13. Hukuk Dairesi Esas No: 2016/29349 Karar No: 2017/2056 Karar Tarihi: 20.02.2017
Yargıtay 13. Hukuk Dairesi 2016/29349 Esas 2017/2056 Karar Sayılı İlamı
13. Hukuk Dairesi 2016/29349 E. , 2017/2056 K.
"İçtihat Metni"
MAHKEMESİ : Asliye Hukuk Mahkemesi
Taraflar arasındaki menfi tespit davasının yapılan yargılaması sonunda ilamda yazılı nedenlerden dolayı davanın reddine yönelik olarak verilen hükmün süresi içinde davacı-vasi avukatınca temyiz edilmesi üzerine dosya incelendi gereği konuşulup düşünüldü.
KARAR Davacı, ... İcra Müdürlüğü"nün 2014/802 sayılı dosyasında davalı tarafından aleyhine takip yapıldığını, takip dayanağı belgenin sahte olduğunu ileri sürerek, hakkındaki icra dosyası nedeniyle borçlu olmadığının tespitine karar verilmesini istemiştir. Davalı, ... Asliye Hukuk Mahkemesi"nin 2012/110 E. sayılı dava dosyası ile hüküm altına alınan 53.380,25 TL"nin, anılan icra dosyası ile talep edildiğini, davacının sahtelik iddiasını halen Yargıtay incelemesinde olan bu dosya kapsamı ile ileri sürmesi gerektiğini beyanla davanın reddini istemiştir. Mahkemece, davanın reddine karar verilmiş; hüküm, davacı tarafından temyiz edilmiştir. Davacı, davalının icra yoluyla yapmış olduğu ve kesinleşmiş icra takibine karşı borçlu olmadığının tesbiti talebiyle bu davayı açmıştır. Mahkemece, davacının talebinin, ... Asliye Hukuk Mahkemesi"nin 2012/110 E. sayılı davasına konu edilen hususa ilişkin olup, bu davanın henüz kesinleşmediği, karar kesinleşse dahi sahte belgeye dayanarak verilen önceki kararın hükümsüzlüğünün, yargılamanın iadesi suretiyle talep edilebileceği gerekçesi ile dava şartı yokluğundan davanın reddine karar verilmiştir. İcra İflas Yasasının 72. maddesinin 1. bendine göre; borçlu, icra takibinden önce veya takip sırasında borçlu bulunmadığını ispat için menfi tespit davası açabilir.Böyle bir davaya muhatap olma tehdidi altında olan davacının bu belirsizliği ortadan kaldırmak, uyuşmazlığı kesin hükme bağlatmak için menfi tespit davası açmakta hukuki yararı vardır.
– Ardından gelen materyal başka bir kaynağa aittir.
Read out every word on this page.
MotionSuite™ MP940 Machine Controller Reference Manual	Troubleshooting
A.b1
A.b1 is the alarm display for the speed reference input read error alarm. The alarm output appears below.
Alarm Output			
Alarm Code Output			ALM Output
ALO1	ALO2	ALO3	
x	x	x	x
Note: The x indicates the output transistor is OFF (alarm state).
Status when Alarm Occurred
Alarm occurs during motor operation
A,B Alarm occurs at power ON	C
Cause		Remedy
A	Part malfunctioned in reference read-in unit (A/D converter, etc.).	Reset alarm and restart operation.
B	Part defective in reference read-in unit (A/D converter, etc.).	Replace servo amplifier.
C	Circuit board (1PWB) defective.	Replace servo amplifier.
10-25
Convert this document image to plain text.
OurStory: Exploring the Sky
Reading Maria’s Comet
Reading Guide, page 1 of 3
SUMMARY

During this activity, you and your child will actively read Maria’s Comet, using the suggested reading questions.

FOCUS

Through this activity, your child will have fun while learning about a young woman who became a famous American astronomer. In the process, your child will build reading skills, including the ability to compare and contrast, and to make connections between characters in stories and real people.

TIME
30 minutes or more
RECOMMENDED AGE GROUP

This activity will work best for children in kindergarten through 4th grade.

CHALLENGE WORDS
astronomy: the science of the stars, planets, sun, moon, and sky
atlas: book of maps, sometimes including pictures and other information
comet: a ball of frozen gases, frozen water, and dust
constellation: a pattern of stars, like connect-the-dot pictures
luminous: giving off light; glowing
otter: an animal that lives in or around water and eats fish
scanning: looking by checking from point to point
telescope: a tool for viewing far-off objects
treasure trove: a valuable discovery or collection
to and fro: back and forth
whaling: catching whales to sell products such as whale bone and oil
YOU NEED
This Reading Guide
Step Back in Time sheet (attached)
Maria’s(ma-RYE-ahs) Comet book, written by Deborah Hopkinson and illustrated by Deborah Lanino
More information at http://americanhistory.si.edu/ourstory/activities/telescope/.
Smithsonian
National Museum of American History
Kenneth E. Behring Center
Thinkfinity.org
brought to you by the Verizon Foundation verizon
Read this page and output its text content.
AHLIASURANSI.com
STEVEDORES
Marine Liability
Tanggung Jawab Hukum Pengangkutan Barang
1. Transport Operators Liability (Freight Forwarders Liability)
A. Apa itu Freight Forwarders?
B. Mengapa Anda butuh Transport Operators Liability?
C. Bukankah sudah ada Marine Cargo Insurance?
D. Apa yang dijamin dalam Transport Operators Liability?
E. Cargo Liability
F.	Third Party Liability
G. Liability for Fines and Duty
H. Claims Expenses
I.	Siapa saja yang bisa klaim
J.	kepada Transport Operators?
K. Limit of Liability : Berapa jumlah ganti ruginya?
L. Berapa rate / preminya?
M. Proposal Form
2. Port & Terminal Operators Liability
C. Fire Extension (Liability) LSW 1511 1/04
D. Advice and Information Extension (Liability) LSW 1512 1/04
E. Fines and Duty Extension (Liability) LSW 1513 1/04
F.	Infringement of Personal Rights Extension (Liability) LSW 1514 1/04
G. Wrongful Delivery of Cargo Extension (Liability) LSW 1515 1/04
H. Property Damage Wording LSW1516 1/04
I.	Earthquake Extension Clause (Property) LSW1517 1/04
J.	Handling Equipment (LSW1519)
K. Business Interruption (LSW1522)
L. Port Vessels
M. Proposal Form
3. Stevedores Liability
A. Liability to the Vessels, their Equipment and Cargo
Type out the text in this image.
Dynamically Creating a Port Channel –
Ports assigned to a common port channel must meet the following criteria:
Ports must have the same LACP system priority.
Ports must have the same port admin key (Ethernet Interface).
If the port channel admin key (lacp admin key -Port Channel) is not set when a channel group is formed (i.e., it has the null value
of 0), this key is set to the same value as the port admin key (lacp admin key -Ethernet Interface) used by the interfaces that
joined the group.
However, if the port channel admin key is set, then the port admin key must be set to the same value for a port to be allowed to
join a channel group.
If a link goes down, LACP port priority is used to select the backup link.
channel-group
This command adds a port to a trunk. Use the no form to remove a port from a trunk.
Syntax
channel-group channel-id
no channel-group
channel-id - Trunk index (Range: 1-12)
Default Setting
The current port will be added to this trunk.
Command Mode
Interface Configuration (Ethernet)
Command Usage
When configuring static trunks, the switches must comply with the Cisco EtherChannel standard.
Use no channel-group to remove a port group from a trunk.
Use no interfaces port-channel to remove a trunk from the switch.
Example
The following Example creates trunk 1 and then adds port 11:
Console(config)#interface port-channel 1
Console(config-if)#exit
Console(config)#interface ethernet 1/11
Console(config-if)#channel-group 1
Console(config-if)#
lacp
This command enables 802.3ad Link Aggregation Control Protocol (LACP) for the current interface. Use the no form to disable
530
Somut olayda, icra takibinin dayanağı, ... Asliye Hukuk Mahkemesi"nin 2012/110 E. ve 2013/367 K. Sayılı kararının kesinleşmemiş olduğundan, davacı/borçlu icra takibinin dayanağı senedin sahteliğini ileri sürebilir. Mahkemece davanın esası incelenerek, sonucuna göre bir karar verilmesi gerekirken, yanılgılı değerlendirme ile yazılı şekilde karar verilmiş olması usul ve yasaya aykırı olup, bozma nedenidir. SONUÇ: Yukarıda açıklanan nedenlerle kararın davacı yararına BOZULMASINA, peşin alınan harcın istek halinde iadesine, HUMK’nun 440/1 maddesi uyarınca tebliğden itibaren 15 gün içerisinde karar düzeltme yolu açık olmak üzere, 20/02/2017 gününde oybirliğiyle karar verildi.